Eurochild has published two new pieces of analysis to support efforts by the EU and the Ukrainian government to ensure the care of children arriving from Ukraine unaccompanied, separated from their families or who are placed in alternative care.
Building on Eurochild’s DataCare project with UNICEF ECARO, Eurochild is supporting UNICEF’s emergency response work to the invasion of Ukraine to support coordination efforts with the Ukrainian Ministry of Social Policy, the EU and Member States to address issues facing unaccompanied and separated children fleeing Ukraine and arriving in the European Union (EU).
The first analysis is a Discussion Paper on guardianship, care arrangements and custodial responsibilities for unaccompanied and separated children fleeing Ukraine and arriving in the European Union written by Child Circle, a centre of expertise on EU child rights and child protection policy, with a focus on children in migration and child victims of violence.
The discussion paper addresses issues facing unaccompanied and separated children fleeing Ukraine and arriving in the European Union (EU). In particular, it focuses on the priority issue of how care and custodial arrangements and guardianship under child protection and migration measures are established within EU Member States. This question has implications for how children access protection, how information on their circumstances is managed and ultimately how durable solutions are identified and secured for children.
In parallel, Eurochild has carried out an urgent mapping, with support from its members, UNICEF country teams and government representatives across 13 countries.

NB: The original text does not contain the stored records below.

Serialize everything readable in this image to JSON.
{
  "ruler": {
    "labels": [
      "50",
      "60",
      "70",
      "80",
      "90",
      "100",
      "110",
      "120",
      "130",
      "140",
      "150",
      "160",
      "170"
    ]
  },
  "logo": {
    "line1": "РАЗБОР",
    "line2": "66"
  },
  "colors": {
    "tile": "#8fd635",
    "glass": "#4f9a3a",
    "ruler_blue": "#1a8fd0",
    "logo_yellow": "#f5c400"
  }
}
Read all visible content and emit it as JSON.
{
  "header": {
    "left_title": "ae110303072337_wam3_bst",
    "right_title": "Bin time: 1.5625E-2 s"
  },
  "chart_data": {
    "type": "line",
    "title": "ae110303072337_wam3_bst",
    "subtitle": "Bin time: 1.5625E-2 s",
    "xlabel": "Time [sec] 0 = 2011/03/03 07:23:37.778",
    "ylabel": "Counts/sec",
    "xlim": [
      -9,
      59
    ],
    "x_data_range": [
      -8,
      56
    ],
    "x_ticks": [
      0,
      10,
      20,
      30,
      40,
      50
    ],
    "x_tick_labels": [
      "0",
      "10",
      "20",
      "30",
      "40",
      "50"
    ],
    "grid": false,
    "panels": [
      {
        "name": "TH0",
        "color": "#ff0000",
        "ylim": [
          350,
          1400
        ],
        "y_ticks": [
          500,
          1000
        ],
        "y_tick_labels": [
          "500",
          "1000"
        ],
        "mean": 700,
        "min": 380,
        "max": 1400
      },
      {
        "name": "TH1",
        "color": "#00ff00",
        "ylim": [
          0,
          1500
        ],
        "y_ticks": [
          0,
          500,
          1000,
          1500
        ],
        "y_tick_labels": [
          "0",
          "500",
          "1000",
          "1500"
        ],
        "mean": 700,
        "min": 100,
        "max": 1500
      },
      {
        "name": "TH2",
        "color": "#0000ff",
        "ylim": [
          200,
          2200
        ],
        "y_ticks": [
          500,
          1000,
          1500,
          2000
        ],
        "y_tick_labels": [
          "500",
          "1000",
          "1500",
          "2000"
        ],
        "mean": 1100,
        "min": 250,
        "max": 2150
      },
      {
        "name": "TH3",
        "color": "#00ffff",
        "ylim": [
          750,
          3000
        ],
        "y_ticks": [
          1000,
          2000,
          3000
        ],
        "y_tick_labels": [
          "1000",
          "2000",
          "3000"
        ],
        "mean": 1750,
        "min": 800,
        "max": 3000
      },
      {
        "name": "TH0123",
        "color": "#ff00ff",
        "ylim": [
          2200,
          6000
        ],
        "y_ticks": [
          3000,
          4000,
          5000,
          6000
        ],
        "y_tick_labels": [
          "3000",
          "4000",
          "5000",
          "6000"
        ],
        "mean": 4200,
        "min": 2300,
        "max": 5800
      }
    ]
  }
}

The mapping examines the laws and policies at national level for children in alternative care and unaccompanied and separated children from Ukraine who arrive in the following countries:
- United Kingdom
The mapping has looked at a range of issues, including guardianship, and is contributing to explorations between the Ukrainian government, EU Member States and the EU on mechanisms for cooperation between them for the temporary protection, care and eventual return of unaccompanied children.
Together, these outputs are informing how EU action, in particular the Solidarity Platform, but also other EU and regional action including initiatives as appropriate, can support Member States and other stakeholders to address common questions of concern and face challenges, while keeping the best interests of the child at the centre of all actions.